Путешествие калача по Руси
Русский ни с мечом,
ни с калачом не шутит.
(Народная поговорка)
С о школьной скамьи все помнят «Песню о купце Калашникове» Михаила Лермонтова. Но вряд ли кто задумывался о происхождении фамилии главного героя поэмы – богатого московского предпринимателя. Хотя в голове, возможно, возникали параллели с поговорками: «Захотел от калашника дрожжей», «Куда тебе со свиным (суконным/мякинным) рылом, да в калашный ряд» и т.д. Этимологи говорят, что фамилия Калашников происходит от профессии торгового человека, или от рода занятий его предков, которые явно были калачниками – мастерами по выпечке калачей.
Хлебная «элита»
Калачи на Руси издавна считались «элитой» хлебных изделий. Поэтому простолюдинов, приобретших на ярмарке отрубленную морду хряка или отрез махрящегося сукна, не пускали в торговые ряды, где благоухали дорогущие калачи. Дабы не портить знатным купцам настроение, а их именитым покупателям изысканные ощущения.
К чинно возлежащим на прилавках пышным калачам все должны относиться с пиететом, калачники же обязаны строго блюсти рецептуру. В столице сохранилось предание, будто живший на рубеже XV–XVI веков Василий Блаженный однажды на базаре вдруг подскочил к прилавку популярного хлебопека и разбросал калачи. Так как окружающие знали о прозорливости юродивого, незадачливый мастер вынужденно сознался перед всем честным народом, что подмешивал в тесто мел и известь.

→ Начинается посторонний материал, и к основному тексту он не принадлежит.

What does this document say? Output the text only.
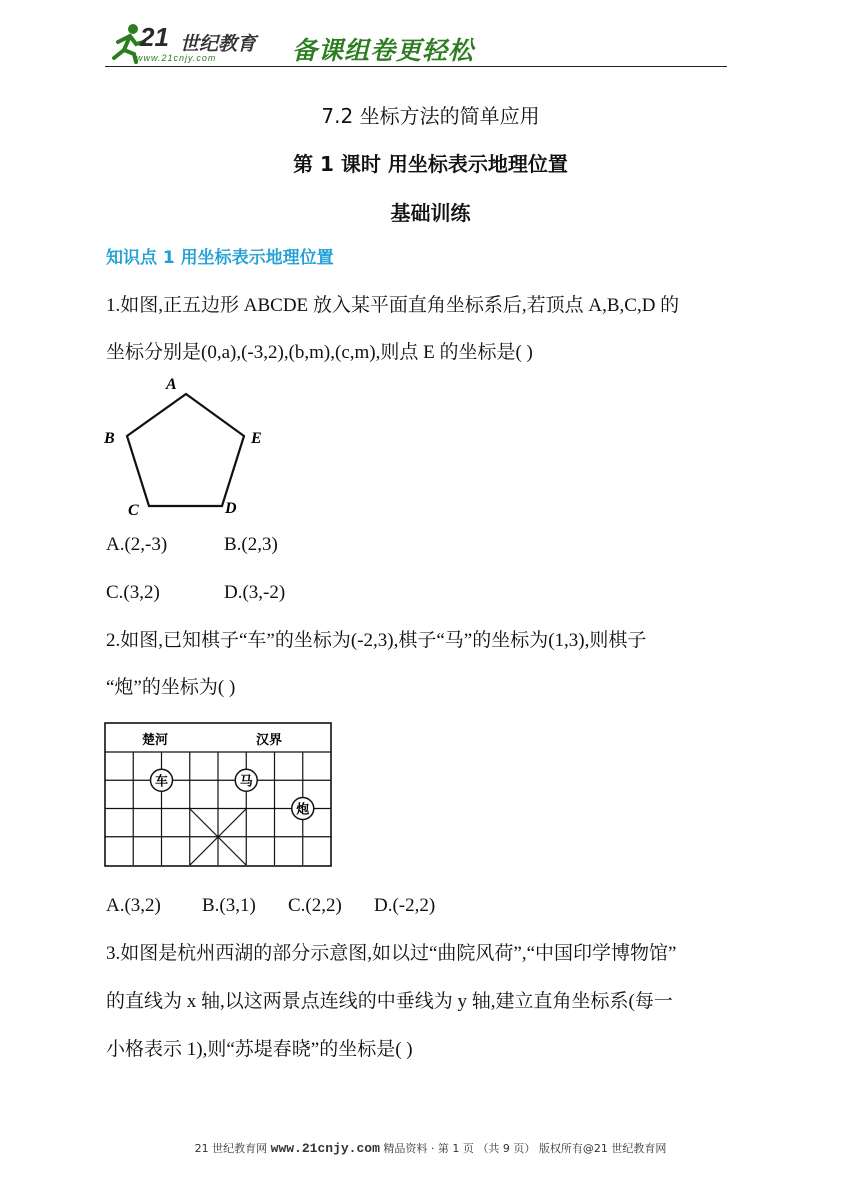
21 世纪教育
www.21cnjy.com	备课组卷更轻松
7.2 坐标方法的简单应用
第 1 课时 用坐标表示地理位置
基础训练
知识点 1 用坐标表示地理位置
1.如图,正五边形 ABCDE 放入某平面直角坐标系后,若顶点 A,B,C,D 的
坐标分别是(0,a),(-3,2),(b,m),(c,m),则点 E 的坐标是( )
A
B
C	D
E
A.(2,-3)	B.(2,3)
C.(3,2)	D.(3,-2)
2.如图,已知棋子“车”的坐标为(-2,3),棋子“马”的坐标为(1,3),则棋子
“炮”的坐标为( )
楚河	汉界
车	马
炮
A.(3,2) B.(3,1) C.(2,2) D.(-2,2)
3.如图是杭州西湖的部分示意图,如以过“曲院风荷”,“中国印学博物馆”
的直线为 x 轴,以这两景点连线的中垂线为 y 轴,建立直角坐标系(每一
小格表示 1),则“苏堤春晓”的坐标是( )
21 世纪教育网 www.21cnjy.com 精品资料 · 第 1 页 （共 9 页） 版权所有@21 世纪教育网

В 1626 году царь Михаил Федорович указом «О хлебном и калачном весе» четко повелел: «городовым прикащикам и целовальникам ходить повсюду и весить хлебы ситные и решетные, калачи тертые и коврищатые мягкие; если окажется, что хлебы и калачи ниже установленного веса, то продавцов подвергать пени; прикащики и целовальники должны были также смотреть, чтоб хлеб и калачи были выпечены…» За лукавство виновных наказывали, в том числе телесно.
Калитка, коло, кал, калач…
Посетив минувшим летом Великий Новгород, я специально от Софийской набережной перешел Кремлевский мост, чтоб оказаться у легендарной церкви Ивана на Опоках. Именно в уставной грамоте этого храма, восходящей к XII веку, найдено самое раннее на территории нашей страны письменное упоминание калачей: «…игумену Онтоновского монастыря взяти дару полтину, а пошлины от него идеть 40 колачей…» К сожалению, город, из которого пошла династия Рюриковичей, сегодня исконно русскими хлебными блюдами не богат. Во всяком случае, калачей в торговых развалах на берегах Волхова я не нашел.
Не нашел и в массе прочитанных монографий однозначного объяснения, почему выходящий из печи румяный кругляш называется калач. Встречались гипотезы, которые обосновывают связь слова «калач» со словом «калить» (печи, мол, раскаленные) или с открытыми круглыми пирогами – калитками (их, дескать, очень любил князь Иван Калита), но мнения очень сомнительные.
По самой распространенной версии русское «калач», украинское и болгарское «колач», сербско-хорватское «kòlač», чешское и словацкое «koláč», польское «kołacz» происходят от праславянского kolačь, изначально вышедшего из слова kolo («колесо, круг»). Таким образом, славяне отталкиваются от округлой формы изделия.
Другая ходовая версия зиждется на том, что упоминание о калачах часто стало встречаться в письменных источниках с XIII–XIV веков, в основном после татаро-монгольского нашествия. А значит, вполне могло произойти от тюркских слов кал (kal) «оставайся» и aч (aç) «голодный», что вкупе можно перевести как «аппетитный», или «я голоден». Поддержкой этой версии является слава Мурома как города первых отечественных калачников. В упомянутые времена по берегам Оки как раз проходил восточный край русских владений. Соответственно, и круглый хлеб якобы мы заимствовали от соседей-тюрков. Но если развивать эту тему, то можно и тарелкообразные узбекские лепешки в прародители калача записать. Только среднеазиатские круглые хлеба пекутся в тандыре и их название «нон» совершенно не коррелируется со словом колач/калач.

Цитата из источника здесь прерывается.